2019年9月9日、10月15日、10月25日と続きました台風や豪雨によって被災されまし
た千葉県民の皆様、県内でご活躍されてます地方部会会員の皆様にお見舞い申し上げます
と共にお亡くなられましたご家族には心より哀悼申しあげます。県内の早い復興を念じて
おります。 千葉県地方部会は、耳鼻咽喉科を専門とする医師の学会であります日本耳鼻咽
喉科学会の県組織になります。千葉県内の耳鼻咽喉科医療を学問的な立場から医師への教
育支援や千葉県内の耳鼻咽喉科医療、福祉向上に医師会・医会と共に働きかけを行ってお
ります。 耳鼻咽喉科は、感覚器を扱う診療科でもあるために3月には耳の日としての市民
公開講座を開催しております。また、鼻疾患が我が国では昔から非常に多く、副鼻腔炎(昔
は蓄膿症の名称を一般に使われていた)や花粉症に代表されるアレルギー性鼻炎について、
8月に鼻の日として市民公開講座を開催してきました。
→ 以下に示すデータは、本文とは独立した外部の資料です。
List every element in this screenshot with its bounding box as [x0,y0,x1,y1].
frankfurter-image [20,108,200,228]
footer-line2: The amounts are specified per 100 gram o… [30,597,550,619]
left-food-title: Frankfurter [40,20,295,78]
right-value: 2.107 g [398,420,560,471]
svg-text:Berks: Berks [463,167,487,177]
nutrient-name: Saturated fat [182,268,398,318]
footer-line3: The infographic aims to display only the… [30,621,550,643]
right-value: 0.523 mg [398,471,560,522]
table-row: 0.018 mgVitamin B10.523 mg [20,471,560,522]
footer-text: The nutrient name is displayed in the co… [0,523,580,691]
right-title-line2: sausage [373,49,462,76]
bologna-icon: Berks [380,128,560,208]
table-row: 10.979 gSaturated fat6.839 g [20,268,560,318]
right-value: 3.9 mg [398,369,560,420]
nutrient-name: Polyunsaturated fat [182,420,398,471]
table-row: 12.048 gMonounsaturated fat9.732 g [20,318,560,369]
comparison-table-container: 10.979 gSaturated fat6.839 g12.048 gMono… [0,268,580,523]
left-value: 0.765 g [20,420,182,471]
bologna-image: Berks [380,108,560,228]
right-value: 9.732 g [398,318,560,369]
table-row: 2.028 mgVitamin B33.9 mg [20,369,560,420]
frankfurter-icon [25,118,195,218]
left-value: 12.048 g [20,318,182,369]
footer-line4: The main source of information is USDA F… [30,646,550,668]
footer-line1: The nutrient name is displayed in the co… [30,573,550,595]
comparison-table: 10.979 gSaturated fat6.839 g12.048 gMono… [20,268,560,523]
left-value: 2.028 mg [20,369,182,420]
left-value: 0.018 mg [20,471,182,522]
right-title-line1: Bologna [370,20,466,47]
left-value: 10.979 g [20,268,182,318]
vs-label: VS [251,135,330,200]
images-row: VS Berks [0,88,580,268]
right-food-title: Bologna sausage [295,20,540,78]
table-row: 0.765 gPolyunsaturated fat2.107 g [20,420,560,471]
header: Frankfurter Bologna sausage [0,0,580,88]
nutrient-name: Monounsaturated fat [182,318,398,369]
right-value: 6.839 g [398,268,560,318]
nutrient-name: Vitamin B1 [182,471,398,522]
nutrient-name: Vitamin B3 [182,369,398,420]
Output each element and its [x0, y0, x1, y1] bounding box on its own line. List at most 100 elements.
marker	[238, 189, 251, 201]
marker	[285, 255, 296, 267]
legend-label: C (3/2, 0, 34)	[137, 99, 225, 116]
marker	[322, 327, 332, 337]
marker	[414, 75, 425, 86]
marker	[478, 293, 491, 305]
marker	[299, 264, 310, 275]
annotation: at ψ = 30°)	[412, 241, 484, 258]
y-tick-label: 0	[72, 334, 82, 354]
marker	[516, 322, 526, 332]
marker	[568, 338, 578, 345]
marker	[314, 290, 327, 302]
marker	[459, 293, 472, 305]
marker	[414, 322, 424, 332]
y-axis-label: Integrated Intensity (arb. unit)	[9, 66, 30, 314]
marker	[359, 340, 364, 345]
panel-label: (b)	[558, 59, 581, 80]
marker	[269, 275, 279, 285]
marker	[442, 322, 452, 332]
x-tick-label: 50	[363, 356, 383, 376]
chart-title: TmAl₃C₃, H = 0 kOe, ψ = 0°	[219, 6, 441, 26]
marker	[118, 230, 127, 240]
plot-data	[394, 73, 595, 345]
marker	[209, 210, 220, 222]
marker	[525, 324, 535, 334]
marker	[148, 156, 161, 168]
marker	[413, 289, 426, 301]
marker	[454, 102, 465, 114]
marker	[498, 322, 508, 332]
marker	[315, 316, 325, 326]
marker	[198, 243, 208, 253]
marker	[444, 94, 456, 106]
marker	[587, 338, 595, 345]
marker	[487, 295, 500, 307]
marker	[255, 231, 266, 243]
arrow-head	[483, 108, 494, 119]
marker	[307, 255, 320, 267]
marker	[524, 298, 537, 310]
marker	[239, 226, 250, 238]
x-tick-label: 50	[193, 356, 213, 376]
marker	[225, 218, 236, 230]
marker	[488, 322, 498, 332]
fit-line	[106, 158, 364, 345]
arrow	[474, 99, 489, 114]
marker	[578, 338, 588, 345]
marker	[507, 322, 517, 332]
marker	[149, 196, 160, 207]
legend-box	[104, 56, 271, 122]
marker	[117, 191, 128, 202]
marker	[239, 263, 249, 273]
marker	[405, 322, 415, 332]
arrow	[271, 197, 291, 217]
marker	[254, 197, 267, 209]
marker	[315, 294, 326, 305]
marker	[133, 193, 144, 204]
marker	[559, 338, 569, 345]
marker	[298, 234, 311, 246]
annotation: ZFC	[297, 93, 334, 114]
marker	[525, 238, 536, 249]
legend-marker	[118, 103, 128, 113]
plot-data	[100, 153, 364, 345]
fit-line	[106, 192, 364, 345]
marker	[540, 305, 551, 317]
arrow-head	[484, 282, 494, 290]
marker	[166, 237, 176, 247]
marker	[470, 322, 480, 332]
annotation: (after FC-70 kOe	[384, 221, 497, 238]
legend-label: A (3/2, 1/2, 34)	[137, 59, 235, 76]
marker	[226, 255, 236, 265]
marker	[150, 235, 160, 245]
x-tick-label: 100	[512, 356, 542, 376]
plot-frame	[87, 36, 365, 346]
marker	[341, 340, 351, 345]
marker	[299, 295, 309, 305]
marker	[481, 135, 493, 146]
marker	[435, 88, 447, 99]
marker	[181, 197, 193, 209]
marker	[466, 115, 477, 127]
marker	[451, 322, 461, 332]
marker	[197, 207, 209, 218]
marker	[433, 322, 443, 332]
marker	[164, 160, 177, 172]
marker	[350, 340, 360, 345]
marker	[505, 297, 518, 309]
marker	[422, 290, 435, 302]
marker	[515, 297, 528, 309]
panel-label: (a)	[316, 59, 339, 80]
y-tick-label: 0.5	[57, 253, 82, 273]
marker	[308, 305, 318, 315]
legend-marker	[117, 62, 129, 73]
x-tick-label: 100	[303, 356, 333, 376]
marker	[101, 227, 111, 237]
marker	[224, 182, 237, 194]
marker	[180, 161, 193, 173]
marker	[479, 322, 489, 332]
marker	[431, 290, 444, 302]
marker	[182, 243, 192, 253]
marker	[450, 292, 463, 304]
しかし、鼻の日への参加者が少ない
ことから現在は、耳の日に重点を置いた市民公開講座を毎年開催いたしております。鼻の
日については、ご要望によっては再開催の検討をいたします。また、県内の地域毎の耳鼻
咽喉科診療病院・診療所の案内を、県内医療機関リストとして掲載いたしておりますので
ご利用ください。今後、高齢化社会が進んで来ると、聴覚の老化によるいわゆる老人性難
聴が起こってきます。早い方は50代から次第に難聴・耳鳴が始まってきます。日常生活で
会話に不自由をお感じになるような場合には、早めに補聴器に慣れておくことが、難聴が
高度になったり、自身が高齢化で補聴器を扱えないなどのことが起こる前に必要です。
しかし、補聴器をどの様に購入すれば良いのか不明なときは、近隣の耳鼻咽喉科補聴器相談
医にご相談ください。補聴器の専門講習資格を持っている補聴器相談医の名簿も掲載して
ありますので、お住まいの近くに有る耳鼻咽喉科にてご相談ください。補聴器は、正確な
聴力の測定結果を基に調整を行い、ご自身に合った音質や音量の調整を補聴器専門の販売
店(公益法人テクノエイド協会が認定する、認定補聴器技能者が常駐する販売店)にて何
度か繰り返して満足行く補聴器を作っていただきます。認定補聴器技能者が居る販売店に
は、必ず技能者の居ることを店舗に明示してありますのでご確認ください。 耳鼻咽喉科医
は、「耳鼻咽喉科・頭頸部外科」の名称にて臨床に従事する外科系医師です。診療範囲は、
頸部から頭部にかけて、脳と眼を除いた分野の診断と治療を行っています。しかし、めま
い症状は脳との関係で起こることもあります。耳鼻科領域の悪性腫瘍はすぐに脳内へ進展
する事があります。また、副鼻腔炎や腫瘍で眼への影響にて失明や複視などの症状をもた
らすこともあります。皮膚科疾患の掌蹠膿胞症や一部の腎臓疾患は口蓋扁桃(扁桃腺)と
関係していたり、他科との関係も非常に多い診療科です。
耳鼻咽喉科は、小児から老人まで関わった診療が行われております。千葉県内の耳鼻咽喉
科医療の診療技術・診療環境向上に会員と共に努めて参ります。
何卒、宜しくお願い申し上げます。